What legitimizes the debate, to me, is the strong possibility that changes in income are capturing less and less of the social benefit of innovation.
I’ve linked to Tyler Cowen’s essay and kindle single before, but I don’t think I’ve gone in any depth.
Society underwent some ridiculous changes between, say, 1900 (horse & buggy, no refrigeration, little electricity) and 1960 (cars, airplanes, antibiotics, microwaves, mechanized farming).
Since the 60s? Computers and the Internet. Apparently, median incomes mimicked the earlier transformations and subsequent quiet.
Moreover, the Internet economy is about employing a few very highly skilled folks and very cheap scaling (free things?!).

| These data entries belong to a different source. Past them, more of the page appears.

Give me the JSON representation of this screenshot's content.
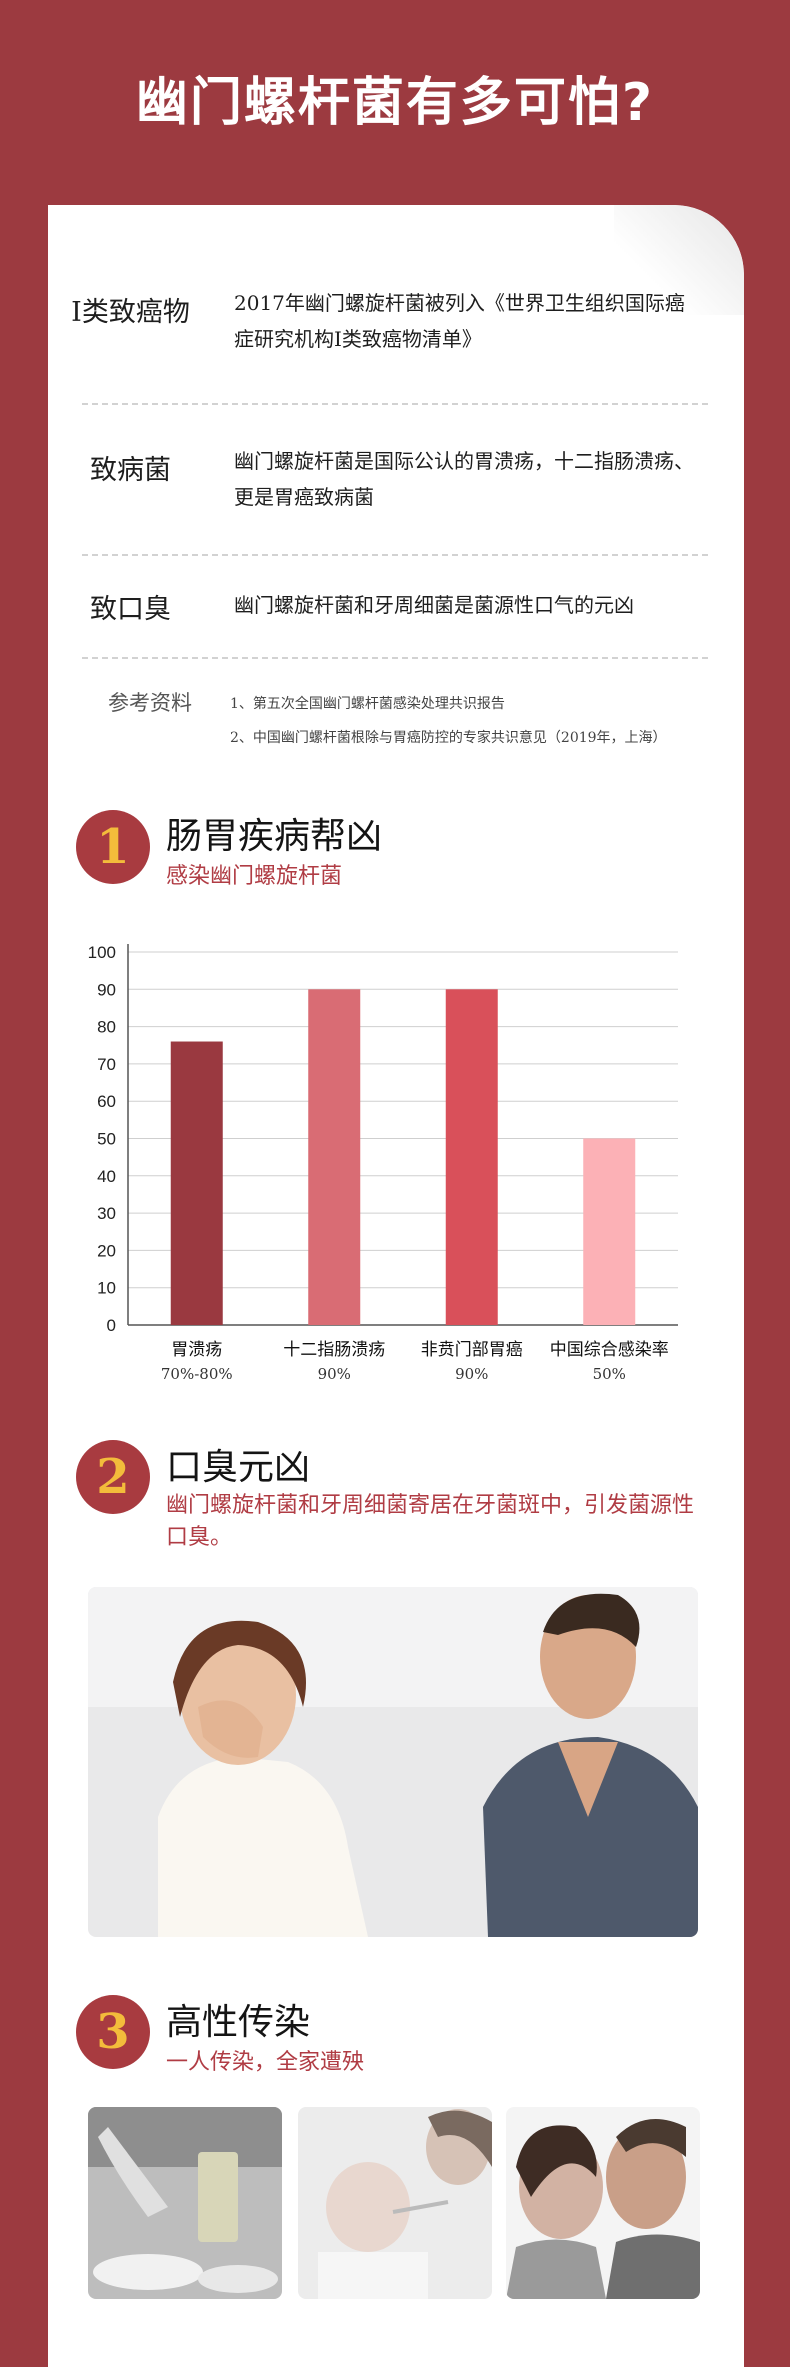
{
  "header": {
    "title": "幽门螺杆菌有多可怕?"
  },
  "facts": [
    {
      "label": "I类致癌物",
      "text": "2017年幽门螺旋杆菌被列入《世界卫生组织国际癌症研究机构I类致癌物清单》"
    },
    {
      "label": "致病菌",
      "text": "幽门螺旋杆菌是国际公认的胃溃疡，十二指肠溃疡、更是胃癌致病菌"
    },
    {
      "label": "致口臭",
      "text": "幽门螺旋杆菌和牙周细菌是菌源性口气的元凶"
    }
  ],
  "references": {
    "label": "参考资料",
    "items": [
      "1、第五次全国幽门螺杆菌感染处理共识报告",
      "2、中国幽门螺杆菌根除与胃癌防控的专家共识意见（2019年，上海）"
    ]
  },
  "sections": [
    {
      "number": "1",
      "title": "肠胃疾病帮凶",
      "subtitle": "感染幽门螺旋杆菌"
    },
    {
      "number": "2",
      "title": "口臭元凶",
      "subtitle": "幽门螺旋杆菌和牙周细菌寄居在牙菌斑中，引发菌源性口臭。"
    },
    {
      "number": "3",
      "title": "高性传染",
      "subtitle": "一人传染，全家遭殃"
    }
  ],
  "chart_data": {
    "type": "bar",
    "categories": [
      "胃溃疡",
      "十二指肠溃疡",
      "非贲门部胃癌",
      "中国综合感染率"
    ],
    "category_notes": [
      "70%-80%",
      "90%",
      "90%",
      "50%"
    ],
    "values": [
      76,
      90,
      90,
      50
    ],
    "colors": [
      "#9a3940",
      "#d96c74",
      "#d9505a",
      "#fcb1b6"
    ],
    "yticks": [
      0,
      10,
      20,
      30,
      40,
      50,
      60,
      70,
      80,
      90,
      100
    ],
    "ylim": [
      0,
      100
    ],
    "grid": true
  }
}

But its impact on our lives is immense. Measurements of income growth miss this.
That’s Tyler’s story.
Here’s another thing calculations of income growth misses: psychological health.
Dan Carlin’s got this podcast that poses the question: “what were the parents of history like?” The answer (I’ll paraphrase): there may not be a single parent in history that wouldn’t, today, be put in jail for child abuse.
Infanticide, emotional abuse, physical abuse and sexual abuse… all common. And damaged kids some day become damaged adults who then, in turn, damage kids of their own. Nasty stuff.
Compare this to things people worry about today. Now, some of this is the ‘Kids These Days!’ phenomenon, of course, but I wonder how ancient parents would be able to condemn such acts as well as take their kids out to watch the local executions.
I watched a documentary recently (it was up for an oscar!) that followed an Iraq vet who suffered from PTSD. Man, that does not look like fun. And might not the vast majority of historical societies suffer from similar conditions?
Anyway, the incidence of such psychological trauma has surely abated, if only because there are fewer wars screwing up entire generations at a time. Why are we becoming nicer?
In a Russ Roberts podcast, George Will considers one aspect of this phenomenon (civil rights) and credits our fortune for MLK being born.
I have little doubt that we’re probably the most psychologically healthy humans to ever have lived, but who knows why?